Lors de la présentation à la librairie de l’éducation, trois dispositifs ont été décrits. Un « projet de lecteur » dans une classe de CP, permettant aux parents d’accompagner leur enfant dans ce moment crucial de l’apprentissage de la lecture. Un « café des parents » dans un collège de REP, conçu comme un espace de parole régulier permettant de mieux se connaitre sans chercher à donner des « leçons d’éducation ». Des « ateliers de proximité » démarche de consultation des parents et des professionnels en vue de rédiger un Projet Educatif Global dans une collectivité.
On trouve également d’autres démarches concernant la prise en compte des cultures et des langues des familles, ou facilitant l’implication des parents dans le suivi de l’élève, dans les étapes de l’orientation ou dans les instances proposées par les établissements.

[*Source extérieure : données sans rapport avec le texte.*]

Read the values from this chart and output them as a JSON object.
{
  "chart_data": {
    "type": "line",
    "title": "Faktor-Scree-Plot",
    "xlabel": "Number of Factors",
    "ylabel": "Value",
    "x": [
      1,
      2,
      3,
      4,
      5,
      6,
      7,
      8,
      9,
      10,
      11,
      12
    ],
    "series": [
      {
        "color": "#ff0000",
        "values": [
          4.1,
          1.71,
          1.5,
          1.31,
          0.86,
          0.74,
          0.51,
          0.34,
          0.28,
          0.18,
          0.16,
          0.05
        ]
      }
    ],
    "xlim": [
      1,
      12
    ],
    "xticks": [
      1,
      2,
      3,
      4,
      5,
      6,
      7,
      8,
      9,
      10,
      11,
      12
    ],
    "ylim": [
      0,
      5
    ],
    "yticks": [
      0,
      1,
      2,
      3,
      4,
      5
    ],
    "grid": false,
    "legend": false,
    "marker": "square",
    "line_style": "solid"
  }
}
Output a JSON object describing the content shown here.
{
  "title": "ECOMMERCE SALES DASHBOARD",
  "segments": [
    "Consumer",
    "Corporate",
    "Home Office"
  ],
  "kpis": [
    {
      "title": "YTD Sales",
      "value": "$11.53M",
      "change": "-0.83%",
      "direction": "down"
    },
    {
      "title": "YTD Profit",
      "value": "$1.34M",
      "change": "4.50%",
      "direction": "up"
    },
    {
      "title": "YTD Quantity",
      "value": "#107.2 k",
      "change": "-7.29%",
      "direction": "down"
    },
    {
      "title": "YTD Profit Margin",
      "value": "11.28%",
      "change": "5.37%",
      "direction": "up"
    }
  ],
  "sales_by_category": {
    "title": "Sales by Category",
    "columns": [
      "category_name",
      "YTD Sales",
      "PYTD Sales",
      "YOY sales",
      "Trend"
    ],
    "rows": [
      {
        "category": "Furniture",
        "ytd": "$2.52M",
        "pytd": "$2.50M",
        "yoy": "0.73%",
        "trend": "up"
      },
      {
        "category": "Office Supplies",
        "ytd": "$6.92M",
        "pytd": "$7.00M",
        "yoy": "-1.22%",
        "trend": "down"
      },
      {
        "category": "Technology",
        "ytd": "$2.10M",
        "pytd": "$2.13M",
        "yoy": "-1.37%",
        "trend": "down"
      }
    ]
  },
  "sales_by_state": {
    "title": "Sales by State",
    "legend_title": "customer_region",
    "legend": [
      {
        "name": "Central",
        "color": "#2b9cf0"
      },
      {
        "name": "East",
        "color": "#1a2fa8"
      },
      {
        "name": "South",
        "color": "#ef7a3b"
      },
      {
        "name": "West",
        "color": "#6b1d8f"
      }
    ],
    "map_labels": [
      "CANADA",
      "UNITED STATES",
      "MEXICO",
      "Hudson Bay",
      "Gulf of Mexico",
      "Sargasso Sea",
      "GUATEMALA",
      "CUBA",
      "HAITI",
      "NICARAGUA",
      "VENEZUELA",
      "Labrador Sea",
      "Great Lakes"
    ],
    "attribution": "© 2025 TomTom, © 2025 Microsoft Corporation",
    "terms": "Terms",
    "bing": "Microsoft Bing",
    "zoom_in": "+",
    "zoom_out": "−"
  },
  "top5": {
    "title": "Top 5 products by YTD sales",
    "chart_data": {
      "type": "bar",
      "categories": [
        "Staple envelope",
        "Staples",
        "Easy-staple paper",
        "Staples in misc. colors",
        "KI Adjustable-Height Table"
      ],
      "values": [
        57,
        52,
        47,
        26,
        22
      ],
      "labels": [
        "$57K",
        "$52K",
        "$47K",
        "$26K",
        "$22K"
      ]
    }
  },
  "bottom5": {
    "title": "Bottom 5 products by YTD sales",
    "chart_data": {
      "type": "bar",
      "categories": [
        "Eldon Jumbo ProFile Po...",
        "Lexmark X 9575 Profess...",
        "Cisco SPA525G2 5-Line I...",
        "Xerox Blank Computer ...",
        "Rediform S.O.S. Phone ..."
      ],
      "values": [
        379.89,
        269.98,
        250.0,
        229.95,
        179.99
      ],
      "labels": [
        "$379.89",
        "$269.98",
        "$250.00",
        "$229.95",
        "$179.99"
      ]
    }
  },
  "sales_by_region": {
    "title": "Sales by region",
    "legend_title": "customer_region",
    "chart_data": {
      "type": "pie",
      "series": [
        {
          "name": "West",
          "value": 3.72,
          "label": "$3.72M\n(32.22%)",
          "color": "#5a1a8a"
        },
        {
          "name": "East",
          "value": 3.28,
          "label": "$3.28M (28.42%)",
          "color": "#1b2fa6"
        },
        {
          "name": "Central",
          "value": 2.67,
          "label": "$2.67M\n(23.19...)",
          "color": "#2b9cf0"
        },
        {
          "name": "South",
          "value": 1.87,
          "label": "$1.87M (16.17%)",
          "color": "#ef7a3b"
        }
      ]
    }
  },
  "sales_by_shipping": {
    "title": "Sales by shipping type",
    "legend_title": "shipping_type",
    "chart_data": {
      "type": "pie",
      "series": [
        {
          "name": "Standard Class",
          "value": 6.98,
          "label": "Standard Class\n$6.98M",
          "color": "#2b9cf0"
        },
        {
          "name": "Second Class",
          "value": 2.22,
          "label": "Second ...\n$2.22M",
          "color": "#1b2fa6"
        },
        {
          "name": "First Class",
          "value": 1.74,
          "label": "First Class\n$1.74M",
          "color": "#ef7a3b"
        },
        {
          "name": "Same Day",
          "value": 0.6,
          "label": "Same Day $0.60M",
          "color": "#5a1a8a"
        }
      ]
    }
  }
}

Vous évoquez la coéducation à l’échelle des territoires, coéduquer ce n’est pas seulement les parents et l’école finalement ?Tout à fait. Déjà à l’intérieur de l’école, les enseignants ont tendance à restreindre le dialogue avec les parents à un « face à face » alors qu’il y a de nombreux autres professionnels impliqués. Et cela à chaque niveau : depuis les ATSEM à la maternelle jusqu’aux équipes de vie scolaire au collège et au lycée, mais aussi les personnels périscolaires, médico-sociaux et d’accompagnement de l’inclusion tout au long de la scolarité. Et à l’extérieur de l’école, la coéducation concerne les professionnels de la santé, du loisir, du sport, de la culture… Il ne s’agit pas d’être focalisé sur des démarches de concertation permanente qui seraient trop lourdes, mais de penser les démarches éducatives comme complémentaires, en considérant chaque interlocuteur comme « valable ». Je citerai à ce sujet deux démarches associatives remarquables qui sont décrites dans l’ouvrage : la démarche de « croisement des savoirs et des pratiques » proposée par ATD Quart Monde, et la démarche du « « socio-génogramme » proposée par l’association Ecole et Famille. Les collectivités territoriales peuvent aussi être force de proposition, comme on le voit avec la cité éducative d’Echirolles qui a développé des « vacances apprenantes en famille ».